Fabrication and capillary characterization of micro-grooved wicks with reentrant cavity array

Micro-grooved wicks with reentrant cavity array (MGRAs) were fabricated with orthogonal Ploughing/Extrusion method for the application in the ultra-thin aluminum vapor chambers. Capillary rise tests using both ethanol and acetone as the working fluid were conducted by a novel IR-thermal imaging method. The experimental results indicated that the MGRAs yielded larger capillary height than the micro-grooved wicks (MGs) and the MGRA-1 exhibited the highest capillary rise rate of all samples studied. In addition, the permeability was characterized in the force flow tests. It was found that the MGRAs obtained comparable permeability to that for the MGs, revealing that they were able to enhance the capillary rise with little penalty of pressure drop. With regard to the capillary limited heat flux, the capillary parameter K·ΔPcap was employed to evaluate the performance of the wicks comprehensively. The comparison of K·ΔPcap between the prediction with/without the gravitational effect showed that the Washburn's Law greatly underestimated the K·ΔPcap after the initial stage, so the gravitational effect should be taken into account when comparing the samples.
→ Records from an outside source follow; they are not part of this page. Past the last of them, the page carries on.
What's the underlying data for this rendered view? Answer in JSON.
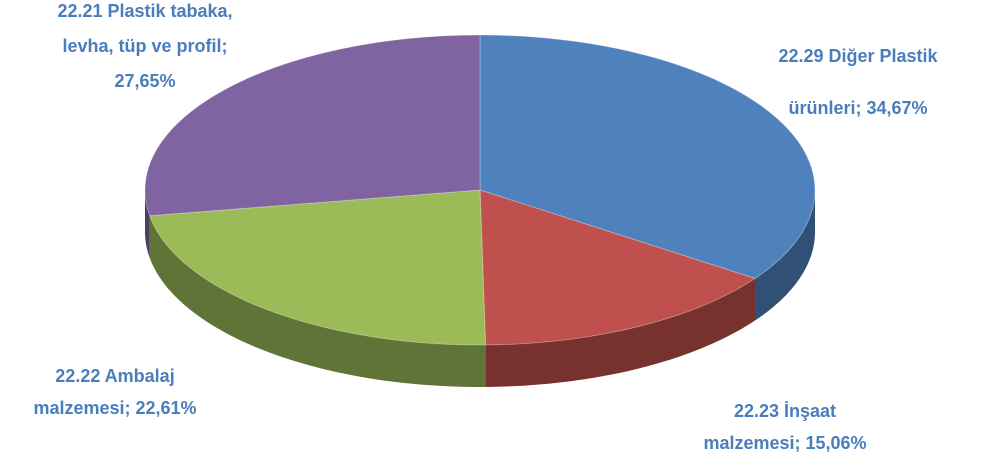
{
  "chart_data": {
    "type": "pie",
    "categories": [
      "22.29 Diğer Plastik ürünleri",
      "22.23 İnşaat malzemesi",
      "22.22 Ambalaj malzemesi",
      "22.21 Plastik tabaka, levha, tüp ve profil"
    ],
    "values": [
      34.67,
      15.06,
      22.61,
      27.65
    ],
    "value_labels": [
      "34,67%",
      "15,06%",
      "22,61%",
      "27,65%"
    ],
    "label_separator": "; ",
    "colors": [
      "#4f81bd",
      "#c0504d",
      "#9bbb59",
      "#8064a2"
    ]
  }
}
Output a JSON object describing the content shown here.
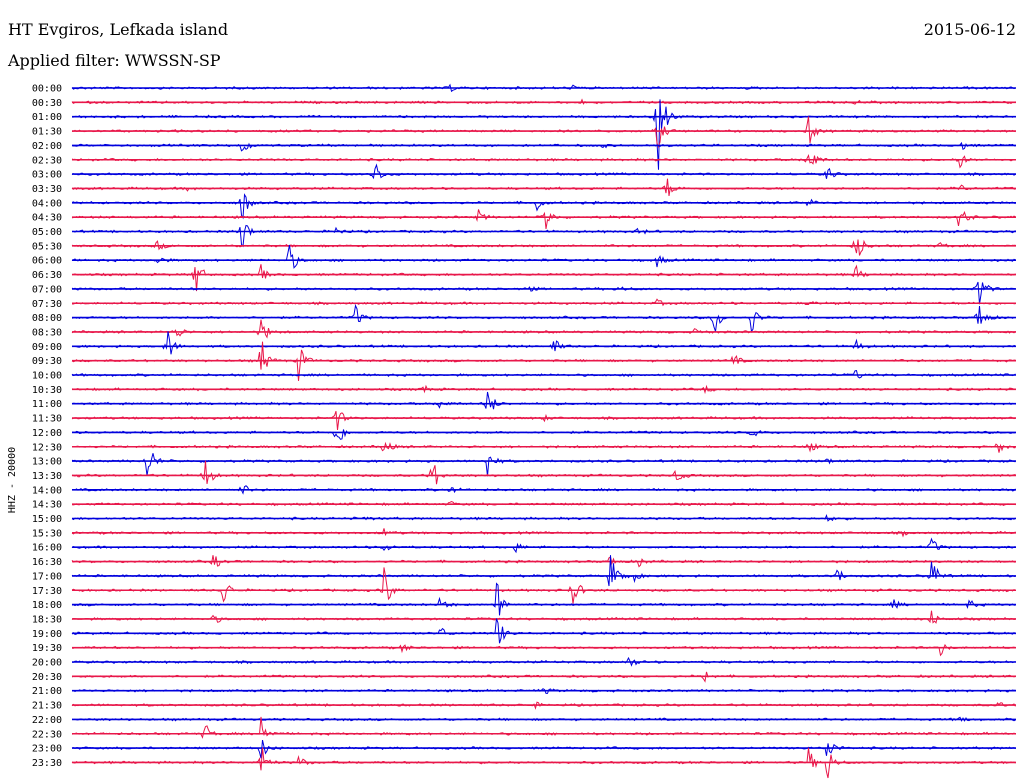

In this case, K·ΔPcap determined in the ethanol and acetone tests were similar. Besides, the MGRAs yielded higher K·ΔPcap than that for the MGs, except for the MGRA-3/MG-3 couple, justifying the prominent performance of the MGRAs. Despite the fact that the MGRA-2 failed to obtain the largest capillary height, it showed the largest K·ΔPcap among all MGRAs due to the good balance between the capillary pressure and permeability. Thus, it may be the optimum choice of all MGRAs in this study.